Citing the low number of doses ordered from foreign suppliers, far fewer than would be needed to treat the population, Lo echoed claims by others that the government is limiting imports to protect a local company, Medigen Biotechnology Corp., currently developing its own vaccine.

"Taiwanese deserve access to all safe vaccines," Lo said, "including Chinese ones."

For now, opposition criticism has had its intended effect.

Tsai's approval ratings have declined from 45.7 percent in May to 43.2 percent this month, according to a tally released by the Taiwanese Public Opinion Foundation on Wednesday, with the main cause her administration's botched handling of the May outbreak.

But how the DPP fortunes will fare in the long term is unclear.

The 2022 local elections are still 18 months away, and Tsai has a history of turning polls on their head, as she did so dramatically in the run-up to her 2020 re-election.

Indeed, as infection rates have declined in recent weeks and vaccines begin to arrive, some have remarked, once again, on Tsai's ability to turn adversity to her advantage.

Quick to call out Beijing for its vaccine scheming, she was rewarded with 3.74 million doses from allies Japan and the United States, not to mention declarations of support at the recent Group of Seven leaders' meeting.
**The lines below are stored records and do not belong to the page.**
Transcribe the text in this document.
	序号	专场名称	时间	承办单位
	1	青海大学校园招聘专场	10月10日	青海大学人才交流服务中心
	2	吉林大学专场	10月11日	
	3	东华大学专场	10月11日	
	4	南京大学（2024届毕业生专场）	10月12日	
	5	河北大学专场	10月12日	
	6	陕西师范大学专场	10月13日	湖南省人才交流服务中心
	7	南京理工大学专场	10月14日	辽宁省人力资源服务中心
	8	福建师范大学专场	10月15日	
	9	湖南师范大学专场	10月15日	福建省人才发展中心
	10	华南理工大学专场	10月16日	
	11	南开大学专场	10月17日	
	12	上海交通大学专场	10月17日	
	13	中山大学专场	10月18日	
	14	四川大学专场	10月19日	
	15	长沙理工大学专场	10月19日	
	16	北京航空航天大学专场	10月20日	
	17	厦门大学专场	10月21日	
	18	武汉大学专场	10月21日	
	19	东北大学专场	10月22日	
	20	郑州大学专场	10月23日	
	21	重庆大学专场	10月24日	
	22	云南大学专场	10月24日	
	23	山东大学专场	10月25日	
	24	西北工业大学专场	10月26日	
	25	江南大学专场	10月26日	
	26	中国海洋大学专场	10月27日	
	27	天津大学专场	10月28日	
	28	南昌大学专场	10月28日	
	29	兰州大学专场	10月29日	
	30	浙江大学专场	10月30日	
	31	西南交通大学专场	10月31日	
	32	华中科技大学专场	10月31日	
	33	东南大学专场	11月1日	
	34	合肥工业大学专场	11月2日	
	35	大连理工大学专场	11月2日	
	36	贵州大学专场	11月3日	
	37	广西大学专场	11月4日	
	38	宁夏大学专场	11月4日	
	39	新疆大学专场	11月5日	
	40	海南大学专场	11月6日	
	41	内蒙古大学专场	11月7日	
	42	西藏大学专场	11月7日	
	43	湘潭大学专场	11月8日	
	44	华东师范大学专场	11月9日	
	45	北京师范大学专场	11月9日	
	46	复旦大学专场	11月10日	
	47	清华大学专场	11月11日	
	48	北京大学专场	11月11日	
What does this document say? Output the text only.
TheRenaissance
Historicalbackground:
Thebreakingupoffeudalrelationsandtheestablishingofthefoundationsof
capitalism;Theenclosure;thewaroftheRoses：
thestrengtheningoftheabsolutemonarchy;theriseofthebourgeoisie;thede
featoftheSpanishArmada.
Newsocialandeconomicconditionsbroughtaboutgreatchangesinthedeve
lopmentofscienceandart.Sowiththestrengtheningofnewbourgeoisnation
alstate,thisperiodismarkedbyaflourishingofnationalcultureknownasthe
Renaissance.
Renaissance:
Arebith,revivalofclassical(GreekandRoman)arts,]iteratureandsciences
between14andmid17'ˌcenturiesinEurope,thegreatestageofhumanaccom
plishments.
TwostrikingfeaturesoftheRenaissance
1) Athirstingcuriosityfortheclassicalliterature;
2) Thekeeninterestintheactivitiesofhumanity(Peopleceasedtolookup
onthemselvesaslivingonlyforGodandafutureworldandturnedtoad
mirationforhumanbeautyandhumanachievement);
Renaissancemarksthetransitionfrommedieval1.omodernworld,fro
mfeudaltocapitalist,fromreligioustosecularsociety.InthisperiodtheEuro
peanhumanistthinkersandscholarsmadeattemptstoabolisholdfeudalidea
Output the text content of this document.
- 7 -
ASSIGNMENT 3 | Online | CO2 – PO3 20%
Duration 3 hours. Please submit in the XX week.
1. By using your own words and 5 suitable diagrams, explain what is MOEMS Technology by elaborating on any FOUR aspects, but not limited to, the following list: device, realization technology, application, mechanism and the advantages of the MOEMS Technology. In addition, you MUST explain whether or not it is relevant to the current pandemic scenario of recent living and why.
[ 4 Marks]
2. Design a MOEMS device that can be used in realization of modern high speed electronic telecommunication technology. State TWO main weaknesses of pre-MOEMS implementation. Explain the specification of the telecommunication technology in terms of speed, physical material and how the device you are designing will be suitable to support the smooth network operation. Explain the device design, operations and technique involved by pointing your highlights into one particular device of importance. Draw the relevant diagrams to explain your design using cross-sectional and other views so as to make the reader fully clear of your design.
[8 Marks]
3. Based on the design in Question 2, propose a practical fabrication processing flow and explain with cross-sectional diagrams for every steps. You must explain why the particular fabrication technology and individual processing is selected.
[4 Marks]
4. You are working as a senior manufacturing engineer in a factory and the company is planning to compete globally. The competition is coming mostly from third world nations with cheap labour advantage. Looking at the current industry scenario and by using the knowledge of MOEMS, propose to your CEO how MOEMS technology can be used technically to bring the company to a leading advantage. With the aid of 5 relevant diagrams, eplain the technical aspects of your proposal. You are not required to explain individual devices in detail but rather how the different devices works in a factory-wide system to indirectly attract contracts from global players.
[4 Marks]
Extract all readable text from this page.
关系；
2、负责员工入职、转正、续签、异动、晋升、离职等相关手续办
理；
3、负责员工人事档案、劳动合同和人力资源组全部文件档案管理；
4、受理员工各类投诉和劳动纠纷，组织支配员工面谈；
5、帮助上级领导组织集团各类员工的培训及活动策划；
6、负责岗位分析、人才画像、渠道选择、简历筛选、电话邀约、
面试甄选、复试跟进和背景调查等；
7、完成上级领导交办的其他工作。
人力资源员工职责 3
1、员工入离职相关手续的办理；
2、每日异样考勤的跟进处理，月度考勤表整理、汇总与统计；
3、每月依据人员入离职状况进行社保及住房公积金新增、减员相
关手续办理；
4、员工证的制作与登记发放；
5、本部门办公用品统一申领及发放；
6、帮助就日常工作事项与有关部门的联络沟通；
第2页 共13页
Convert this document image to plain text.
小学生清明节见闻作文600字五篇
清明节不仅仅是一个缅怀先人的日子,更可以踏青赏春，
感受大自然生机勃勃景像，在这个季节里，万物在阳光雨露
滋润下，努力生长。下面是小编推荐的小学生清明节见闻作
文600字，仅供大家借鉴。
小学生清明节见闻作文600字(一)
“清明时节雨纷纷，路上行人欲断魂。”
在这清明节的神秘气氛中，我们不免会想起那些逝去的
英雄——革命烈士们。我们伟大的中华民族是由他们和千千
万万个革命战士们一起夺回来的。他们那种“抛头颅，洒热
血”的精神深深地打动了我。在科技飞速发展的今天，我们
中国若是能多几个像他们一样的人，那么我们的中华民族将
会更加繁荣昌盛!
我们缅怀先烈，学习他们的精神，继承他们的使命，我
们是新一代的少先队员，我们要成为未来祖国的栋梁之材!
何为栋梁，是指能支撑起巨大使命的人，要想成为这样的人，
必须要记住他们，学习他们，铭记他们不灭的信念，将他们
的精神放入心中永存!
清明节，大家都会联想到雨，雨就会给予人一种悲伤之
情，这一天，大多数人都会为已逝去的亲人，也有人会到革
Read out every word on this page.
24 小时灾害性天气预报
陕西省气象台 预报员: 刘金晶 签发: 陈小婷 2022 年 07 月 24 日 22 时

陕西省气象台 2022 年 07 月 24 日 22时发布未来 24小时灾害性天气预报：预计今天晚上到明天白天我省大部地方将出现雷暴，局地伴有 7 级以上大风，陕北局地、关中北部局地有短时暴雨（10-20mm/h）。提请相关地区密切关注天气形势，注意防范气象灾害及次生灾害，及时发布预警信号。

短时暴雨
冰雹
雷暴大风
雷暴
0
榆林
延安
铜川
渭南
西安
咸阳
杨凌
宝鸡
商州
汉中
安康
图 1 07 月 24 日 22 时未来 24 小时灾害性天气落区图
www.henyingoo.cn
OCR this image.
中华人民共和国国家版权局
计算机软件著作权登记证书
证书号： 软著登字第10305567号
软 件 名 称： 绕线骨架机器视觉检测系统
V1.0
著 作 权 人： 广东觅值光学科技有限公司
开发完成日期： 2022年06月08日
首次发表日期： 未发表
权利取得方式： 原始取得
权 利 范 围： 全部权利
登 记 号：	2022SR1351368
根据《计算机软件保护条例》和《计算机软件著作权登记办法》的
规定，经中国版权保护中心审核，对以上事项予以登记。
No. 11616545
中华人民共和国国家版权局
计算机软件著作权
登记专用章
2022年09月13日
Tsai has also used Taiwan's position as the world's leading manufacturer of semiconductors in an effort to work around Chinese obstacles to her government procuring vaccines directly from Western pharmaceutical companies.

While bowing to cross-strait bullying might be safer, as Hung and Lo say, Taiwanese are aware that, in the words of Sung Wen-ti, a lecturer in Taiwan Studies at Australian National University, "balancing dignity and security has always been (a challenge) for Taiwan."

And if Tsai's government did limit foreign vaccines to boost the local product, early data on the Medigen jab suggest considerable promise, which if realized will see the entire island vaccinated by year-end.

As for the recent COVID-19 outbreak's effect of coming elections, Academia Sinica political scientist Nathan Batto cautions against inflated expectations.

While much will depend "on what happens over the next few months," Batto says, voters usually interpret events "consistent with their preexisting bias."